Un impercettibile rollio scuoteva lo Shimakaze , mentre le due turbine da settantamila cavalli spingevano la nave alla ragguardevole velocità di crociera di trenta nodi.
Yasuo Maru era seduto su un divano nell’ampio salone. Un uomo stava in piedi davanti a lui. L’espressione del Signore delle Acque era severa.
«Chiedo perdono, Maru sama. Qualche cosa non deve aver funzionato con le dosi di anestetico in spray e il marinaio mi si è avventato alle spalle mentre stavo effettuando la perquisizione… Comunque sono riuscito a fotografare questa.»
L’uomo porse una foto dell’anfora e si inchinò.

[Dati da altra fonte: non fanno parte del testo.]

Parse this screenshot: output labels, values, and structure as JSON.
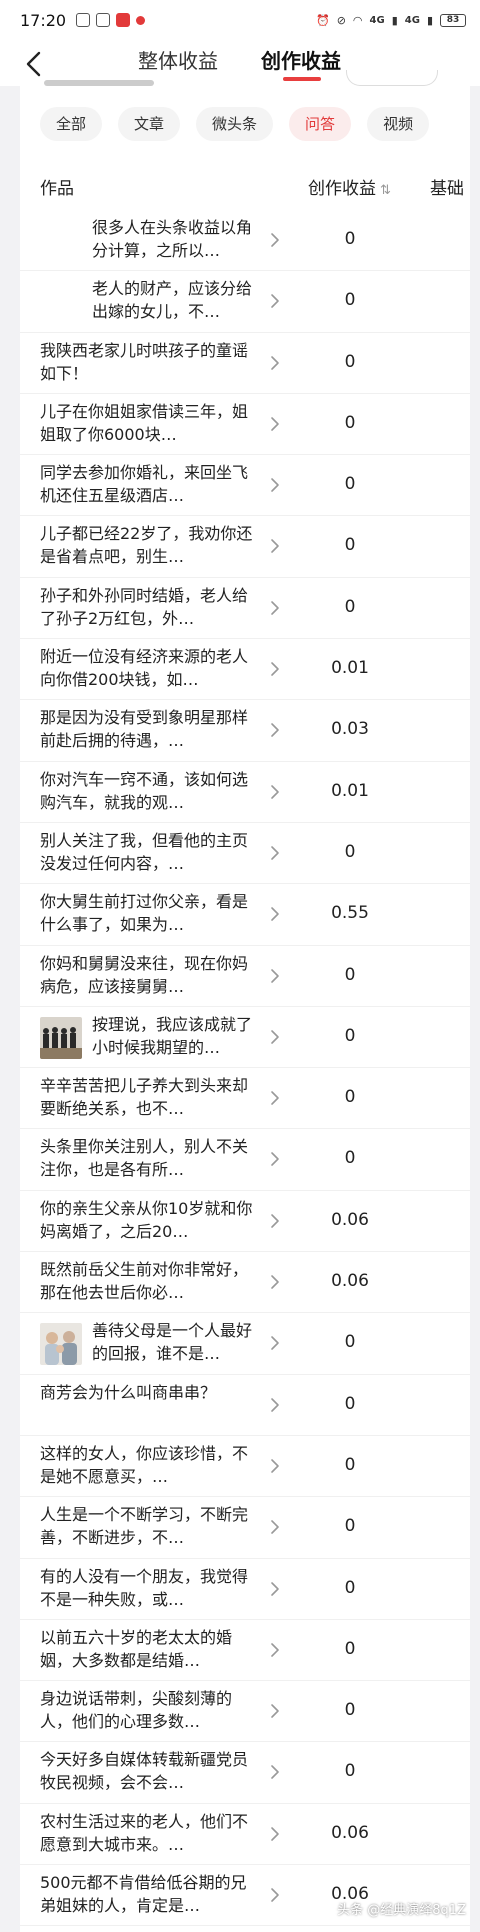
{
  "status": {
    "time": "17:20",
    "net1": "4G",
    "net2": "4G",
    "battery": "83"
  },
  "nav": {
    "tab_overall": "整体收益",
    "tab_creation": "创作收益"
  },
  "filters": [
    {
      "label": "全部",
      "active": false
    },
    {
      "label": "文章",
      "active": false
    },
    {
      "label": "微头条",
      "active": false
    },
    {
      "label": "问答",
      "active": true
    },
    {
      "label": "视频",
      "active": false
    }
  ],
  "table": {
    "col_works": "作品",
    "col_earnings": "创作收益",
    "sort_icon": "⇅",
    "col_base": "基础"
  },
  "rows": [
    {
      "title": "很多人在头条收益以角分计算，之所以…",
      "value": "0",
      "thumb": "blank"
    },
    {
      "title": "老人的财产，应该分给出嫁的女儿，不…",
      "value": "0",
      "thumb": "blank"
    },
    {
      "title": "我陕西老家儿时哄孩子的童谣如下！",
      "value": "0"
    },
    {
      "title": "儿子在你姐姐家借读三年，姐姐取了你6000块…",
      "value": "0"
    },
    {
      "title": "同学去参加你婚礼，来回坐飞机还住五星级酒店…",
      "value": "0"
    },
    {
      "title": "儿子都已经22岁了，我劝你还是省着点吧，别生…",
      "value": "0"
    },
    {
      "title": "孙子和外孙同时结婚，老人给了孙子2万红包，外…",
      "value": "0"
    },
    {
      "title": "附近一位没有经济来源的老人向你借200块钱，如…",
      "value": "0.01"
    },
    {
      "title": "那是因为没有受到象明星那样前赴后拥的待遇，…",
      "value": "0.03"
    },
    {
      "title": "你对汽车一窍不通，该如何选购汽车，就我的观…",
      "value": "0.01"
    },
    {
      "title": "别人关注了我，但看他的主页没发过任何内容，…",
      "value": "0"
    },
    {
      "title": "你大舅生前打过你父亲，看是什么事了，如果为…",
      "value": "0.55"
    },
    {
      "title": "你妈和舅舅没来往，现在你妈病危，应该接舅舅…",
      "value": "0"
    },
    {
      "title": "按理说，我应该成就了小时候我期望的…",
      "value": "0",
      "thumb": "group"
    },
    {
      "title": "辛辛苦苦把儿子养大到头来却要断绝关系，也不…",
      "value": "0"
    },
    {
      "title": "头条里你关注别人，别人不关注你，也是各有所…",
      "value": "0"
    },
    {
      "title": "你的亲生父亲从你10岁就和你妈离婚了，之后20…",
      "value": "0.06"
    },
    {
      "title": "既然前岳父生前对你非常好，那在他去世后你必…",
      "value": "0.06"
    },
    {
      "title": "善待父母是一个人最好的回报，谁不是…",
      "value": "0",
      "thumb": "family"
    },
    {
      "title": "商芳会为什么叫商串串？",
      "value": "0"
    },
    {
      "title": "这样的女人，你应该珍惜，不是她不愿意买，…",
      "value": "0"
    },
    {
      "title": "人生是一个不断学习，不断完善，不断进步，不…",
      "value": "0"
    },
    {
      "title": "有的人没有一个朋友，我觉得不是一种失败，或…",
      "value": "0"
    },
    {
      "title": "以前五六十岁的老太太的婚姻，大多数都是结婚…",
      "value": "0"
    },
    {
      "title": "身边说话带刺，尖酸刻薄的人，他们的心理多数…",
      "value": "0"
    },
    {
      "title": "今天好多自媒体转载新疆党员牧民视频，会不会…",
      "value": "0"
    },
    {
      "title": "农村生活过来的老人，他们不愿意到大城市来。…",
      "value": "0.06"
    },
    {
      "title": "500元都不肯借给低谷期的兄弟姐妹的人，肯定是…",
      "value": "0.06"
    }
  ],
  "watermark": "头条 @经典演绎8q1Z",
  "colors": {
    "accent": "#e83e3e",
    "background": "#f2f2f4"
  },
  "icons": [
    "back-arrow-icon",
    "chevron-right-icon",
    "sort-icon"
  ]
}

«La tua missione è stata un fallimento», disse Maru inflessibile. «L’ordine che io stesso avevo impartito era di raccogliere informazioni e di lasciare tutto in perfetto ordine. Credi che per la foto di un’anfora possiamo mettere a repentaglio tutto? Hai fallito e adesso sai che cosa devi fare.»

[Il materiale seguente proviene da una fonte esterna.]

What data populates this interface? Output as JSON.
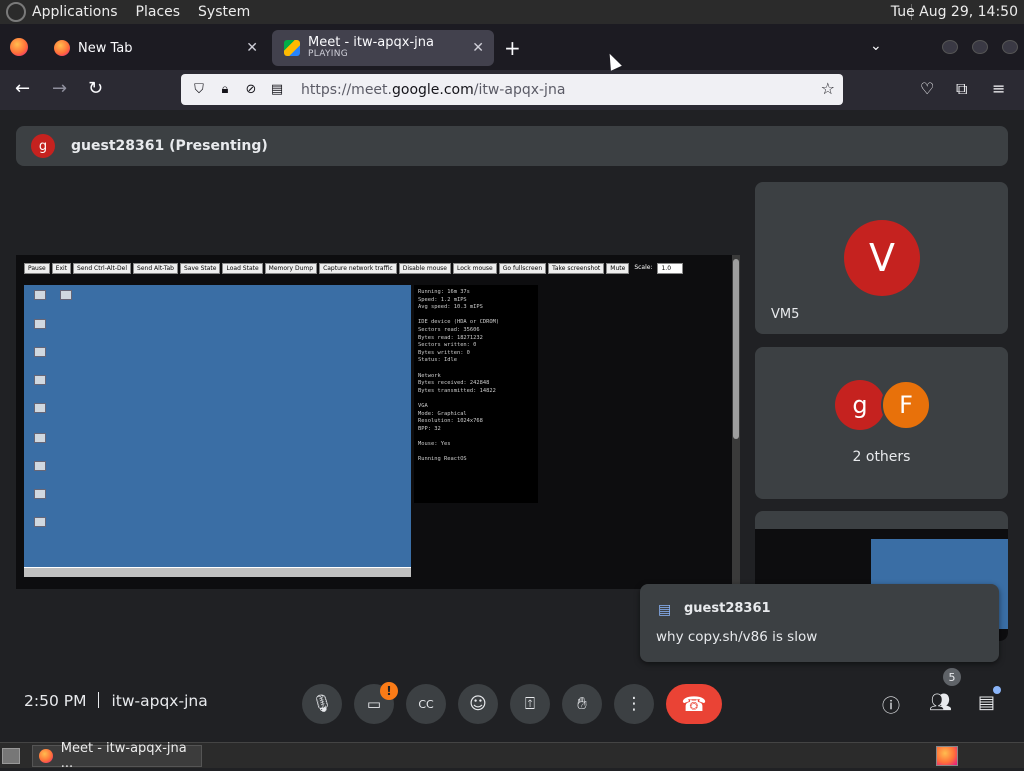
{
  "system_bar": {
    "menus": [
      "Applications",
      "Places",
      "System"
    ],
    "clock": "Tue Aug 29, 14:50"
  },
  "browser": {
    "tabs": [
      {
        "title": "New Tab",
        "subtitle": ""
      },
      {
        "title": "Meet - itw-apqx-jna",
        "subtitle": "PLAYING"
      }
    ],
    "url_prefix": "https://meet.",
    "url_domain": "google.com",
    "url_path": "/itw-apqx-jna"
  },
  "meet": {
    "presenter": {
      "initial": "g",
      "label": "guest28361 (Presenting)"
    },
    "participants": [
      {
        "initial": "V",
        "name": "VM5",
        "color": "#c5221f"
      }
    ],
    "group_tile": {
      "initials": [
        "g",
        "F"
      ],
      "caption": "2 others"
    },
    "chat_toast": {
      "sender": "guest28361",
      "message": "why copy.sh/v86 is slow"
    },
    "time": "2:50 PM",
    "meeting_code": "itw-apqx-jna",
    "camera_alert": "!",
    "people_count": "5"
  },
  "shared_screen": {
    "toolbar": [
      "Pause",
      "Exit",
      "Send Ctrl-Alt-Del",
      "Send Alt-Tab",
      "Save State",
      "Load State",
      "Memory Dump",
      "Capture network traffic",
      "Disable mouse",
      "Lock mouse",
      "Go fullscreen",
      "Take screenshot",
      "Mute"
    ],
    "scale_label": "Scale:",
    "scale_value": "1.0",
    "stats": "Running: 16m 37s\nSpeed: 1.2 mIPS\nAvg speed: 10.3 mIPS\n\nIDE device (HDA or CDROM)\nSectors read: 35606\nBytes read: 18271232\nSectors written: 0\nBytes written: 0\nStatus: Idle\n\nNetwork\nBytes received: 242848\nBytes transmitted: 14822\n\nVGA\nMode: Graphical\nResolution: 1024x768\nBPP: 32\n\nMouse: Yes\n\nRunning ReactOS"
  },
  "os_taskbar": {
    "task_label": "Meet - itw-apqx-jna ..."
  },
  "colors": {
    "meet_bg": "#202124",
    "tile_bg": "#3c4043",
    "end_call": "#ea4335",
    "alert": "#fa7b17"
  }
}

Sul grande tavolo dinanzi ai divani si trovavano un ceppo di legno e una piccola spada affilata, dalla lama spessa, forse più simile a una mannaia che a una vera e propria sciabola. Maru indicò la spada con uno sguardo. L’uomo si inchinò ancora una volta dinanzi a lui, prese senza esitazione l’arma e, con altrettanta risolutezza, dopo aver poggiato il dito indice sul ceppo, vibrò il colpo. Il dito, reciso di netto poco sopra la nocca, rimase sul legno, cambiando rapidamente colore. Il sangue rosso usciva a fiotti dalla ferita. L’uomo non emise un lamento, ma osservò con fierezza Yasuo Maru. Quella era la pena minima alla quale andavano incontro i fedeli uomini della Yakuza colpevoli di un grave errore.
Nemo tam divos habuit faventes, crastinum ut possit polliceri.

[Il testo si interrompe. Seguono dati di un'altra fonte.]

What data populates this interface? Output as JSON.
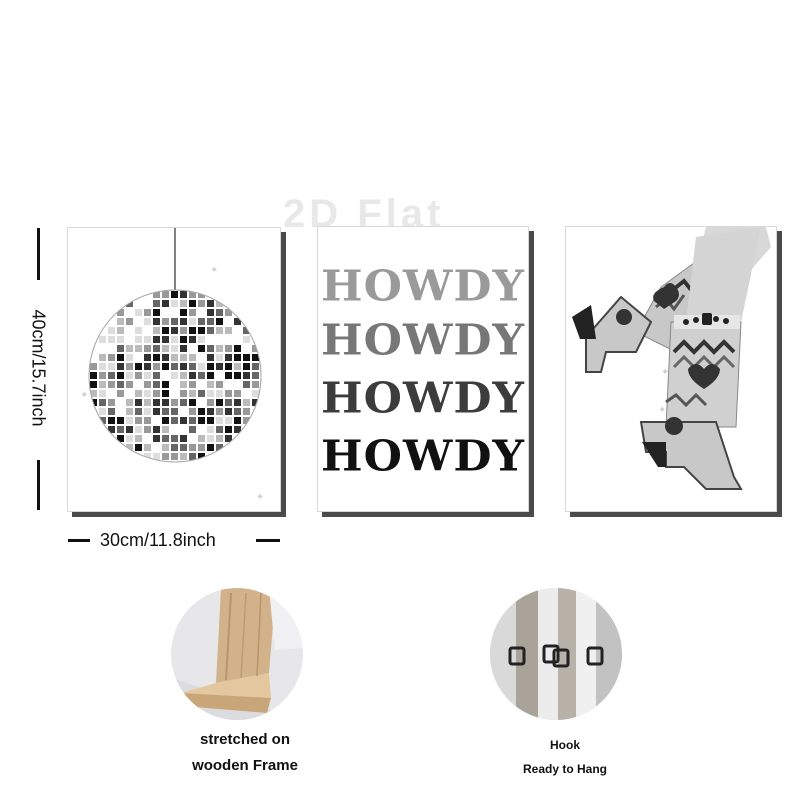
{
  "watermark": "2D Flat",
  "dimensions": {
    "height_label": "40cm/15.7inch",
    "width_label": "30cm/11.8inch"
  },
  "panels": [
    {
      "subject": "disco-ball"
    },
    {
      "subject": "howdy-text",
      "lines": [
        "HOWDY",
        "HOWDY",
        "HOWDY",
        "HOWDY"
      ]
    },
    {
      "subject": "cowboy-boots"
    }
  ],
  "features": {
    "frame": {
      "line1": "stretched on",
      "line2": "wooden Frame"
    },
    "hook": {
      "line1": "Hook",
      "line2": "Ready to Hang"
    }
  },
  "colors": {
    "shadow": "#4a4a4a",
    "light_gray": "#c8c8c8",
    "dark": "#222222"
  }
}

Nessuno ebbe mai gli Dei così favorevoli da potersi promettere un sicuro domani.
SENECA
La nave d’oro
Roma imperiale, anno di Roma 806 (53 d.C.)
Che cosa poteva dare un imperatore alla propria consorte che un altro uomo, pur ricchissimo, mai avrebbe potuto?